Hope: the Double Edged Sword

January 26, 2014Carole 1 Comment »

I just finished reading this article in Elle, “$47,000 Dollars Later, I have no baby: The IVF Scam”.  The author Ali Margo, at 43, has finally given up hope that she will ever have her own genetic child and feels, well, robbed.

I also read this rebuttal from someone who works for one of the major clinics that said basically, well, you shoulda known the odds were against you. The information is out there.  This author then reassures Ali  that hope is a renewable resource. The rebuttal article then goes on to make an important point. IVF services do not guarantee a child, no matter how much you pay. Sometimes, all you get is a better understanding of what you are up against and more information to weigh as you consider other routes to parenthood. 

I cringe when I read all the “Just be Hopeful ” posts from well-meaning folks. It seems so harmless and even beneficial. Hope is always a good thing, right? Well, sometimes it is good if it allows you to keep going at all but it is bad if it allows you to keep going down the wrong road.

Part of what health care providers sell  to patients is hope. Here’s a treatment that might work. Have hope. Feeling optimistic may by itself have some therapeutic properties so I am not saying that an optimistic outlook does not have its uses- in moderation. The gambling addicted always have hope; that’s what keeps them gambling. At some point, cold hard analysis of your situation and your probability of success have to come into play –hopefully before your are bankrupt and divorced.

ASRM even put out an ethics statement about when and under what conditions, it is  ethical to offer services when the probability of success is very poor or futile.

They defined poor prognosis patients as those having a 1-5% chance of pregnancy and futile prognosis patients as those having  less than 1% chance of pregnancy. A 43 year old woman  who is trying to have a child with her own eggs certainly falls into the poor prognosis, if not futile category.  The ASRM recommendations to doctors boils down to this:

  • It is ethical to refuse treatment in these  poor prognosis/futile cases. It is ethical to refer to someone else who will treat.
  • You shouldn’t refuse to treat  a patient to protect your pregnancy rates.
  • You shouldn’t treat futile patients just to make money off of them.
  • You can treat these patients if they ask you to–but only if you explain the risks, benefits and fully inform the patient of the very low chance of success.
  • These conversations about probability of success should come at the beginning of the treatment relationship.
  • Clinics should use evidence-based medicine (eg. science) to identify best practices for treating poor prognosis/futile patients, and should refer patients to other clinics that may be providing the latest treatments if they can’t provide them.
  • Decisions to start or stop treatment should be made with patients and treatment plans should be revisited and revised with the patient’s input.

Obvious, right? The best clinics do a good job of this. Others struggle with it.
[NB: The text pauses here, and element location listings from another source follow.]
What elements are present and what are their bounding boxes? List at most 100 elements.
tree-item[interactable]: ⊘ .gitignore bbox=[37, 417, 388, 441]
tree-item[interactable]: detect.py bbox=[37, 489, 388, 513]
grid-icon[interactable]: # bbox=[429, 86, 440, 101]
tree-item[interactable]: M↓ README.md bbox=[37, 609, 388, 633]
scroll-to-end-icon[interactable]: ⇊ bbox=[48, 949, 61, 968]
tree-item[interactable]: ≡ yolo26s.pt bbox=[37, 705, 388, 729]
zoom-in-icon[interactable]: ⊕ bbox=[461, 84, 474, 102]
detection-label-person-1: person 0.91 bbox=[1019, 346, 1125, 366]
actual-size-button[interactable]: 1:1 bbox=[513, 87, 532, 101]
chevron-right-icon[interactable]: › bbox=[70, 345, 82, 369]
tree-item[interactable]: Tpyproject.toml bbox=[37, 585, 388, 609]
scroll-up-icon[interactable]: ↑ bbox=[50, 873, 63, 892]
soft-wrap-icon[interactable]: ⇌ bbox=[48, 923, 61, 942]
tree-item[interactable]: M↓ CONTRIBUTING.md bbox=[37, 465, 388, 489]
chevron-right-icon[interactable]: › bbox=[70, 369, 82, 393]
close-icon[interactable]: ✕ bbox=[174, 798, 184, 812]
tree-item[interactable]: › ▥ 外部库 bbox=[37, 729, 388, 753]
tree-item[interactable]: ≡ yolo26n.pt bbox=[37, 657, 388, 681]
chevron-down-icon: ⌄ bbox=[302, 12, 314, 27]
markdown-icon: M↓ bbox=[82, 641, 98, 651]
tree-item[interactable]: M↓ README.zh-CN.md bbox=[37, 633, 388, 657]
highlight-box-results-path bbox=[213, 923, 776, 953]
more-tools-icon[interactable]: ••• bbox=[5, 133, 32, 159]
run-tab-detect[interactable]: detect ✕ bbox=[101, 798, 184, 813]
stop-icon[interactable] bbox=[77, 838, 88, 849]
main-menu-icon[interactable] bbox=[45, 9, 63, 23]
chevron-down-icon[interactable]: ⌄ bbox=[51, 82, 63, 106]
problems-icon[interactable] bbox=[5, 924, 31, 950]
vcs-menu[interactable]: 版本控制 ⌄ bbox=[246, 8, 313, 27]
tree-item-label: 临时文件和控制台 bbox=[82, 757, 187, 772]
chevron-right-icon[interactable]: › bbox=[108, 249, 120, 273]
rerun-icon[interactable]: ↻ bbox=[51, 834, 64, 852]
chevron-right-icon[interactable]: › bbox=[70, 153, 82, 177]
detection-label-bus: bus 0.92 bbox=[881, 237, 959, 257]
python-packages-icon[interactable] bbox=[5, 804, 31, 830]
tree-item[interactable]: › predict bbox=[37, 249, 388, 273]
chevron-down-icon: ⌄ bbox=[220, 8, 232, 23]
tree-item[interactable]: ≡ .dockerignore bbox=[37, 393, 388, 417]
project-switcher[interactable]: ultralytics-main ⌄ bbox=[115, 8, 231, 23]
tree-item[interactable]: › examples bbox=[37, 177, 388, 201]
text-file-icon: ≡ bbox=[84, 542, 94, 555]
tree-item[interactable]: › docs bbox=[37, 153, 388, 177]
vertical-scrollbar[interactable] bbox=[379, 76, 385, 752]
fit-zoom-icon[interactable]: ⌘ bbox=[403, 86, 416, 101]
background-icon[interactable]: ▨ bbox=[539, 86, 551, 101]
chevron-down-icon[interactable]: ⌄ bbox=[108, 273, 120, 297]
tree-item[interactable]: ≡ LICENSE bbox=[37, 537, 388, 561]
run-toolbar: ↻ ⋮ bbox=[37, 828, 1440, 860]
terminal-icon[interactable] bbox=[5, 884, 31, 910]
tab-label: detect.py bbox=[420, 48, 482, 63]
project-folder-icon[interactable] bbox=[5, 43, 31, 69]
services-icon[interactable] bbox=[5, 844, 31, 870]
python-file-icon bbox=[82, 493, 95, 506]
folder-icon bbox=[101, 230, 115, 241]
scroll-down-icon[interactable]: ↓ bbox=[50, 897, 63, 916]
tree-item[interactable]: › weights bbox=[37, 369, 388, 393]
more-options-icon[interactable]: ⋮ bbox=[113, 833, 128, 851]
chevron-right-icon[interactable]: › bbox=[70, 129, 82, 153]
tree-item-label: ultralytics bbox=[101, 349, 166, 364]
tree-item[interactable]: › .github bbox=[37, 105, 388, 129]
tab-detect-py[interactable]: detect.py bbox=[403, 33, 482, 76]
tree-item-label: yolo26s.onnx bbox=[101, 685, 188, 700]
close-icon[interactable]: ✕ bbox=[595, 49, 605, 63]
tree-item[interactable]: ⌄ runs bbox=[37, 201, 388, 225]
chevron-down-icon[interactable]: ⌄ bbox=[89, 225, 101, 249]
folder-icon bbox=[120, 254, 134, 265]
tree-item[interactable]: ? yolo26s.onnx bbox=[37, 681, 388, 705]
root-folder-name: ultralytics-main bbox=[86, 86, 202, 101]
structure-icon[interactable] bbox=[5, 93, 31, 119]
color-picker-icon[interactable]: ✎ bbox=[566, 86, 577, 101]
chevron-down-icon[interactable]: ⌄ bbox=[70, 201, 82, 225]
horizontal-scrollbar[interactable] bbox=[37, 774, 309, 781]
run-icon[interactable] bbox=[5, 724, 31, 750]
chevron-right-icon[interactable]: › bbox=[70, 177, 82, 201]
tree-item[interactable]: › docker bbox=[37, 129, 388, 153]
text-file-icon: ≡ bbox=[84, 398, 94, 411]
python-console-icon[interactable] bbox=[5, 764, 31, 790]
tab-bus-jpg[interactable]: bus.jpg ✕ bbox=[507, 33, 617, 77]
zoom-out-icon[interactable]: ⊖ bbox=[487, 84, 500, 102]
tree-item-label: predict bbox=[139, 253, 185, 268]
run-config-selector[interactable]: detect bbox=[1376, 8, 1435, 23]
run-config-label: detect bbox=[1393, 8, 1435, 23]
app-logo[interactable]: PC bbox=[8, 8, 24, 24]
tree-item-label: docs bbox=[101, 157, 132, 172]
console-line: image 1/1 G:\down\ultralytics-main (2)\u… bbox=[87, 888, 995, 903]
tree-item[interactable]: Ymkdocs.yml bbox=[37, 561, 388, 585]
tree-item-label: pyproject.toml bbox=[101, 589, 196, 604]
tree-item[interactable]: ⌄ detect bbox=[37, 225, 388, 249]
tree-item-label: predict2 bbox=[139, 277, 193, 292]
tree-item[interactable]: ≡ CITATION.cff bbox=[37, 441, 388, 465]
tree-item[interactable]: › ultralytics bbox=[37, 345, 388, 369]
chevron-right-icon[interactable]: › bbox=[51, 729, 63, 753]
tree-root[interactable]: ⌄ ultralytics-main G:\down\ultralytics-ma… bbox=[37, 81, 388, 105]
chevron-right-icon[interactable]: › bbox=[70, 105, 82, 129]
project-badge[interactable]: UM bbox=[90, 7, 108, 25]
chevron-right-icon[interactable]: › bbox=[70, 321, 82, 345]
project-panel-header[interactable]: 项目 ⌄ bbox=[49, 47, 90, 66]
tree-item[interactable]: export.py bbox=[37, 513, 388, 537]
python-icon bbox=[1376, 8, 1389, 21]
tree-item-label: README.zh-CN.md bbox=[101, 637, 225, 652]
It’s so much easier to say “yes” to a poor prognosis/futile patient than “no”. They don’t get mad at you- at least not at first. Reasons I have heard as to why the lab is doing a hopeless IVF case: ” They’ll just go down the street to have it done; we might as well do it here”, “I don’t want them to lose hope”, ‘They need to try this at least once to understand it is hopeless” , and my favorite,  “They have insurance”.

So be somewhat skeptical of hope. It does not always benefit you.  What does benefit you is doing some research into which practices have the best success rates for patients just like you (your age, your diagnosis). When a treatment doesn’t work, ask your doctor to quarterback the procedure. What are the major factors he is battling? What can be done differently next time? What are the other options that might work better–even ones he doesn’t provide? And always ask about your probability of success in relation to  your treatment costs. It may be time to take off the rose-colored glasses and put on your green accountant shades to analyze risk vs benefit to make the best choices for yourself.










© 2014, Carole. All rights reserved.

One response to this entry

  • Kelly Says:

    Wasn’t hope the last thing remaining in Pandora’s box? Hope is exactly a double edged sword. Reading the Elle article, I just thought, you’ve got to be kidding me, it’s rare for women to get pregnant with their own eggs at 43, but the author doesn’t state if donor eggs were brought up and if she refused to try with her own eggs. It may have been less expensive to go straight to a DE. Women need to be informed that those celebs in their 40’s are using eggs from women in their 20’s to have babies & egg quantity & quality decline rapidly.